DOMS Industries Limited IPO: Financials
Let us now look at the most crucial part that one needs to consider while evaluating a new company. Below are the financial numbers of DIL over the last three financial years:
- The company has reported a revenue of Rs 402.82 crore, Rs 683.60 crore, and Rs 1,211.89 crore for FY21, FY22, and FY23, respectively. Revenue has grown at an exceptional 72.69% CAGR in this period. The revenue for H1FY24 was Rs 761.80 crore.
- The ‘wooden pencils’ are the largest product in terms of revenue, contributing 31.66% to their Gross Product Sales for FY23.
- DIL's advertisement and business promotion expenses represented 0.37%, 0.41%, 0.28%, and 0.33% of its revenue from operations in FY21, FY22, and FY23, and for the six months ended September 30, 2023, respectively, and the yield on advertising expenses represented 267.47 times, 243.36 times, 355.18 times, and 301.76 times of revenue for the same period.
- DOMS has reported an EBITDA of Rs 30.03 crore, Rs 69.71 crore, and Rs 186.66 crore for FY21, FY22, and FY23, respectively.
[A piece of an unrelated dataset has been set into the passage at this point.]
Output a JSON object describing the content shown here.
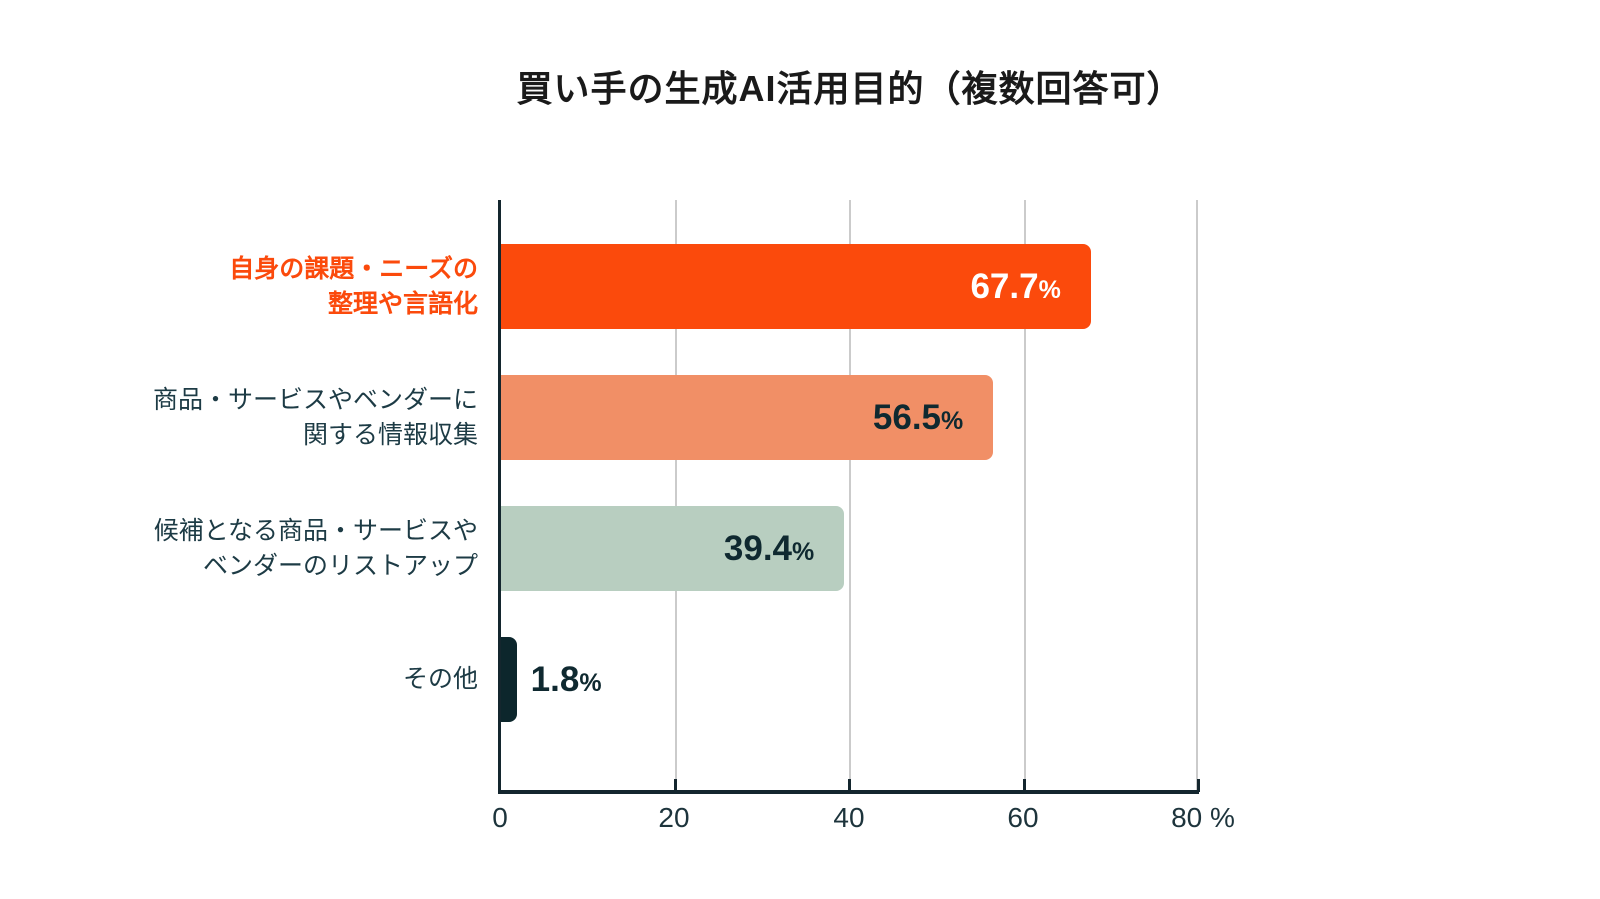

EBITDA margins for the same period were 7.45%, 10.20%, and 15.40%, respectively. The margins have nearly doubled in this period.
- They have reported a net profit of Rs (6.03) crore, Rs 17.14, and Rs 102.87 crore for FY21, FY22, and FY23. The profits have grown at a tremendous rate in this period because of margin improvement. The trend continued in H1FY24, the company reported a PAT of Rs 73.91 crore.
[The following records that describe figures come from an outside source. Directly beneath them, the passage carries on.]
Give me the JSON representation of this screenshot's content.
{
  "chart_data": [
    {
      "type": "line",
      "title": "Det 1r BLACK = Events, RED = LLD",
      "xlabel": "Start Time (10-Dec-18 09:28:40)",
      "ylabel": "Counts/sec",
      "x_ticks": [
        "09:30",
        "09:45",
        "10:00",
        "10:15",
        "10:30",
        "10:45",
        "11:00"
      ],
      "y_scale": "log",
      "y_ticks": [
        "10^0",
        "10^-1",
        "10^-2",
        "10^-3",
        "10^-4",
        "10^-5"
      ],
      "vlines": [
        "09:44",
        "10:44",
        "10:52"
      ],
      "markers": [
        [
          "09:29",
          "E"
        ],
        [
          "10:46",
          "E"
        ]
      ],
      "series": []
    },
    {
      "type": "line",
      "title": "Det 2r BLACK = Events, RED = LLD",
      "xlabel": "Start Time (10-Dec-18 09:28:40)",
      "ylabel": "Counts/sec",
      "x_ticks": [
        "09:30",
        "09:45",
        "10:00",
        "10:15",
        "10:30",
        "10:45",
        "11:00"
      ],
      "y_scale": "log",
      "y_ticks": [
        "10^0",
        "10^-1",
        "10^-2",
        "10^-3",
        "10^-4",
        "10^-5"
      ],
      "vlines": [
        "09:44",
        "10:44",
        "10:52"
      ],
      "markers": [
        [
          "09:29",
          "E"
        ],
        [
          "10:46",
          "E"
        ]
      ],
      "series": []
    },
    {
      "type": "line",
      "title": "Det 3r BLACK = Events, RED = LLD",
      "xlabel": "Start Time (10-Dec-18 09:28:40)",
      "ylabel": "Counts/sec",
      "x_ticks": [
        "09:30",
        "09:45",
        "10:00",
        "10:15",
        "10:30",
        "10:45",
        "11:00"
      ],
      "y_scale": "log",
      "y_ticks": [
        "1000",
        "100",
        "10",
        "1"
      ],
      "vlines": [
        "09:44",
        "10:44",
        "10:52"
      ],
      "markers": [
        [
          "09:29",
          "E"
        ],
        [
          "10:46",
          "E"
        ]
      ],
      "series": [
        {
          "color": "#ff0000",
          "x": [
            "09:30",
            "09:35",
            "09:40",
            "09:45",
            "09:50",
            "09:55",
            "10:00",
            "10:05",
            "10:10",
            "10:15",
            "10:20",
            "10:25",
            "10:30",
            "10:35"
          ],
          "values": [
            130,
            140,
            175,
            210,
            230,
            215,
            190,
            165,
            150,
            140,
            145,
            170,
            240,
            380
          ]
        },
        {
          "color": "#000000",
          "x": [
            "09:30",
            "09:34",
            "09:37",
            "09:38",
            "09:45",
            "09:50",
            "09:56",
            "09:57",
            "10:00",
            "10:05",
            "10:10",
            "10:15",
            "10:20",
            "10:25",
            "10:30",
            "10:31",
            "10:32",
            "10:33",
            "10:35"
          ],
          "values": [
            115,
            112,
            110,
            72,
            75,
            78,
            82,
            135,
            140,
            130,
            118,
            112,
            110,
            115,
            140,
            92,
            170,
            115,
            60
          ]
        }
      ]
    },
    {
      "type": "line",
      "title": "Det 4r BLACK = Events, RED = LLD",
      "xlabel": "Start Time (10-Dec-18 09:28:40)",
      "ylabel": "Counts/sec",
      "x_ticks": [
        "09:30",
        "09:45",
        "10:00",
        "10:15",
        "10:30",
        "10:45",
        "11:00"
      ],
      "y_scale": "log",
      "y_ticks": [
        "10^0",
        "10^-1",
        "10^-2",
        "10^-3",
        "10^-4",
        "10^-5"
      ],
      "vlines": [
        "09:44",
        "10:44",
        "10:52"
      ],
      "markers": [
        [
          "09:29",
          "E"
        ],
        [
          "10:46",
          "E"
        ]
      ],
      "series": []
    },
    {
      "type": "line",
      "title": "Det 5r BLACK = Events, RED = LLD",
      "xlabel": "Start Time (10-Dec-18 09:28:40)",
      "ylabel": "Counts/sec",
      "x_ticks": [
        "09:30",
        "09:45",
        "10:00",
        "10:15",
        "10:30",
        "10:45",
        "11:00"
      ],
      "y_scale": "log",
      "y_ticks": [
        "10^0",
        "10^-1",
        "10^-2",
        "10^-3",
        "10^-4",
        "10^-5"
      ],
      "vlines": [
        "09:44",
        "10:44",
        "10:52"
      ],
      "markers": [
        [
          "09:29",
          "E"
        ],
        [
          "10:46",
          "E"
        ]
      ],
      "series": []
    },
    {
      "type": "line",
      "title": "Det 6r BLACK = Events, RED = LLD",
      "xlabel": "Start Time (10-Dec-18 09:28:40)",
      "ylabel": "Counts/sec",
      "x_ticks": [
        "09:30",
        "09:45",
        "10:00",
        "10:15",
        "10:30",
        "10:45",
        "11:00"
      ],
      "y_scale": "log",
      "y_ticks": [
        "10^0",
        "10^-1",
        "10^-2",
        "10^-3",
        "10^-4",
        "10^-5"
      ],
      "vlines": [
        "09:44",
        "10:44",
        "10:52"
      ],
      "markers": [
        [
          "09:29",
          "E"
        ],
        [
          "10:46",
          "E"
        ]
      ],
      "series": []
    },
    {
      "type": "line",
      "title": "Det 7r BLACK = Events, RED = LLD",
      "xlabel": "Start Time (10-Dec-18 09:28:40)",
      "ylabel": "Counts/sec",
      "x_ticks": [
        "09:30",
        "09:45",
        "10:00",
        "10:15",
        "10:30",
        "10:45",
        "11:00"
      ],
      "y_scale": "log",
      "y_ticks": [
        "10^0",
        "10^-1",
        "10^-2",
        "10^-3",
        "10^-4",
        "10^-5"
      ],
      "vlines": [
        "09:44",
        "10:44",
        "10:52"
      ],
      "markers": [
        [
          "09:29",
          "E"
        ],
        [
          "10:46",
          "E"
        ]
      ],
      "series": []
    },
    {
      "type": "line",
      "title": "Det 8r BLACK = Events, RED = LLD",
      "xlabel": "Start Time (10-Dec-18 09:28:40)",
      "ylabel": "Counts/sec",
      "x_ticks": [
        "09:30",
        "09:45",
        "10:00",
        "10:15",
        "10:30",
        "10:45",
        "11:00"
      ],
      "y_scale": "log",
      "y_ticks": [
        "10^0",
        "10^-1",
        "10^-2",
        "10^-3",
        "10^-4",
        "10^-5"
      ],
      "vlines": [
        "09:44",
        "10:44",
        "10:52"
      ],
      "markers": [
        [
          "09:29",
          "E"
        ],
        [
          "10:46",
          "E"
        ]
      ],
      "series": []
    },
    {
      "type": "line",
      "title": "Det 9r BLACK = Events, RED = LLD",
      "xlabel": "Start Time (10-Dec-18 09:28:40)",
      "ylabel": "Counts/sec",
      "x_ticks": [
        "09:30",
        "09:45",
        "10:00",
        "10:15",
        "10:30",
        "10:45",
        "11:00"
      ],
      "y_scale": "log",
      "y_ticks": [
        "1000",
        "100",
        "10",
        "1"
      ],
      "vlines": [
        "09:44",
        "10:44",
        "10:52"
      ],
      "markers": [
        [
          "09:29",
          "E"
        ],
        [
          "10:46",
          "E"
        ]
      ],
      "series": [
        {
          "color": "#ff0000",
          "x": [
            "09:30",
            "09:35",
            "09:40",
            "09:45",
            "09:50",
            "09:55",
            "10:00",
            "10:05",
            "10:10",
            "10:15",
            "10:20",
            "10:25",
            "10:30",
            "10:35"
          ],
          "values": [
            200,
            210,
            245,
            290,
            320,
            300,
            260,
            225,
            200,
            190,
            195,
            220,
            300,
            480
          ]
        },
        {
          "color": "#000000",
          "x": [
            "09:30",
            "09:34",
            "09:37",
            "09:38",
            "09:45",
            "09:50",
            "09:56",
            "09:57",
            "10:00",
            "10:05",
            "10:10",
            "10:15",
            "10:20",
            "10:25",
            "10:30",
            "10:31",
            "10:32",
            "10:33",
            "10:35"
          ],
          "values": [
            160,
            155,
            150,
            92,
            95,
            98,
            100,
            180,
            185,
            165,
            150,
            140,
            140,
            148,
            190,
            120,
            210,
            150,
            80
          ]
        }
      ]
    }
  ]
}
- For the last three financial years, DIL has posted an average EPS of Rs 9.98 and an average RoNW of 15.49%.
- If we annualized FY24 earnings and attribute it to post-IPO fully diluted paid-up equity capital, then the asking price is at a P/E of 32.43.
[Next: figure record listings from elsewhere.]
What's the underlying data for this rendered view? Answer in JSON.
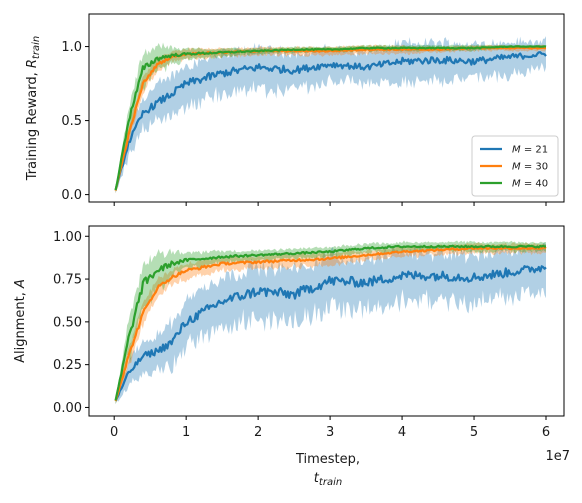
{
  "figure": {
    "x_axis": {
      "label_line1": "Timestep,",
      "label_line2": "t_train",
      "tick_labels": [
        "0",
        "1",
        "2",
        "3",
        "4",
        "5",
        "6"
      ],
      "offset_label": "1e7"
    }
  },
  "colors": {
    "M21": "#1f77b4",
    "M30": "#ff7f0e",
    "M40": "#2ca02c"
  },
  "chart_data": [
    {
      "type": "line",
      "ylabel": "Training Reward, R_train",
      "ylabel_main": "Training Reward, ",
      "ylabel_symbol": "R",
      "ylabel_subscript": "train",
      "xlabel": "Timestep, t_train",
      "xlim": [
        -0.35,
        6.25
      ],
      "ylim": [
        -0.05,
        1.22
      ],
      "x_scale_note": "1e7",
      "y_tick_labels": [
        "0.0",
        "0.5",
        "1.0"
      ],
      "y_ticks": [
        0,
        0.5,
        1.0
      ],
      "x": [
        0.02,
        0.2,
        0.4,
        0.6,
        0.8,
        1.0,
        1.5,
        2.0,
        2.5,
        3.0,
        3.5,
        4.0,
        4.5,
        5.0,
        5.5,
        6.0
      ],
      "legend": {
        "placement": "lower-right",
        "entries": [
          "M = 21",
          "M = 30",
          "M = 40"
        ]
      },
      "series": [
        {
          "name": "M = 21",
          "color_key": "M21",
          "values": [
            0.03,
            0.35,
            0.55,
            0.62,
            0.68,
            0.75,
            0.82,
            0.86,
            0.84,
            0.88,
            0.86,
            0.9,
            0.91,
            0.9,
            0.93,
            0.95
          ],
          "spread": [
            0.02,
            0.1,
            0.12,
            0.14,
            0.14,
            0.15,
            0.15,
            0.15,
            0.14,
            0.12,
            0.12,
            0.14,
            0.14,
            0.13,
            0.12,
            0.1
          ]
        },
        {
          "name": "M = 30",
          "color_key": "M30",
          "values": [
            0.03,
            0.4,
            0.75,
            0.88,
            0.93,
            0.95,
            0.96,
            0.97,
            0.97,
            0.97,
            0.98,
            0.98,
            0.98,
            0.99,
            0.99,
            0.99
          ],
          "spread": [
            0.02,
            0.06,
            0.06,
            0.05,
            0.04,
            0.04,
            0.03,
            0.03,
            0.03,
            0.03,
            0.03,
            0.03,
            0.02,
            0.02,
            0.02,
            0.02
          ]
        },
        {
          "name": "M = 40",
          "color_key": "M40",
          "values": [
            0.03,
            0.5,
            0.85,
            0.92,
            0.94,
            0.95,
            0.96,
            0.97,
            0.98,
            0.98,
            0.99,
            0.99,
            0.99,
            0.99,
            1.0,
            1.0
          ],
          "spread": [
            0.02,
            0.1,
            0.12,
            0.1,
            0.06,
            0.04,
            0.03,
            0.02,
            0.02,
            0.02,
            0.02,
            0.02,
            0.02,
            0.02,
            0.01,
            0.01
          ]
        }
      ]
    },
    {
      "type": "line",
      "ylabel": "Alignment, A",
      "ylabel_main": "Alignment, ",
      "ylabel_symbol": "A",
      "ylabel_subscript": "",
      "xlabel": "Timestep, t_train",
      "xlim": [
        -0.35,
        6.25
      ],
      "ylim": [
        -0.05,
        1.06
      ],
      "x_scale_note": "1e7",
      "y_tick_labels": [
        "0.00",
        "0.25",
        "0.50",
        "0.75",
        "1.00"
      ],
      "y_ticks": [
        0,
        0.25,
        0.5,
        0.75,
        1.0
      ],
      "x": [
        0.02,
        0.2,
        0.4,
        0.6,
        0.8,
        1.0,
        1.5,
        2.0,
        2.5,
        3.0,
        3.5,
        4.0,
        4.5,
        5.0,
        5.5,
        6.0
      ],
      "series": [
        {
          "name": "M = 21",
          "color_key": "M21",
          "values": [
            0.04,
            0.2,
            0.3,
            0.33,
            0.38,
            0.5,
            0.62,
            0.68,
            0.66,
            0.74,
            0.73,
            0.77,
            0.77,
            0.76,
            0.79,
            0.82
          ],
          "spread": [
            0.02,
            0.08,
            0.1,
            0.12,
            0.14,
            0.15,
            0.17,
            0.17,
            0.17,
            0.17,
            0.16,
            0.16,
            0.16,
            0.16,
            0.15,
            0.14
          ]
        },
        {
          "name": "M = 30",
          "color_key": "M30",
          "values": [
            0.04,
            0.3,
            0.55,
            0.7,
            0.76,
            0.8,
            0.84,
            0.85,
            0.86,
            0.87,
            0.89,
            0.91,
            0.92,
            0.93,
            0.93,
            0.93
          ],
          "spread": [
            0.02,
            0.06,
            0.07,
            0.06,
            0.05,
            0.05,
            0.04,
            0.04,
            0.04,
            0.04,
            0.03,
            0.03,
            0.03,
            0.03,
            0.03,
            0.03
          ]
        },
        {
          "name": "M = 40",
          "color_key": "M40",
          "values": [
            0.04,
            0.4,
            0.72,
            0.8,
            0.84,
            0.86,
            0.88,
            0.89,
            0.9,
            0.91,
            0.93,
            0.94,
            0.94,
            0.94,
            0.94,
            0.94
          ],
          "spread": [
            0.02,
            0.12,
            0.14,
            0.12,
            0.08,
            0.05,
            0.04,
            0.03,
            0.03,
            0.03,
            0.03,
            0.03,
            0.03,
            0.03,
            0.03,
            0.03
          ]
        }
      ]
    }
  ]
}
- Return on Equity (ROE) for FY22 and FY23 was 6.86% and 33.54%, respectively. ROCE for the same period was 10.04% and 33.31%, respectively.
- The net debt has come down from Rs 68.26 crore in FY21 to Rs 58.37 crore in FY23.
What are the competitive strengths of DOMS Industries Limited?
As per the company, their competitive strength is as below:
- The company enjoys a leadership position in the Indian ‘stationery and art material’ industry with the widest range of products, driving rapid business growth.
- DOMS has a strong brand recall driven by high-quality, innovative, and differentiated products.
- They have a robust manufacturing infrastructure, with a focus on backward integration to drive efficiencies.
- The company has a robust multi-channel distribution network with a strong pan-India presence.
Risks associated with the DOMS Industries Limited
Below are the risks associated with the DIL:
- A large part of the revenue comes from the sale of 'Wooden pencils' - 59.54% for FY23.
- They are dependent on their ‘general trade’ distribution network for a significant portion (more than 70.00%) of their Gross Product Sales in each of the last three Fiscals. Failure to manage the ‘general trade’ distribution network efficiently could hurt the business.
- There is an outstanding civil litigation against the company by one of its listed peers.
- They have not entered into any formal contracts or exclusive arrangements with their suppliers from whom they procure materials consumed by them for the manufacturing process.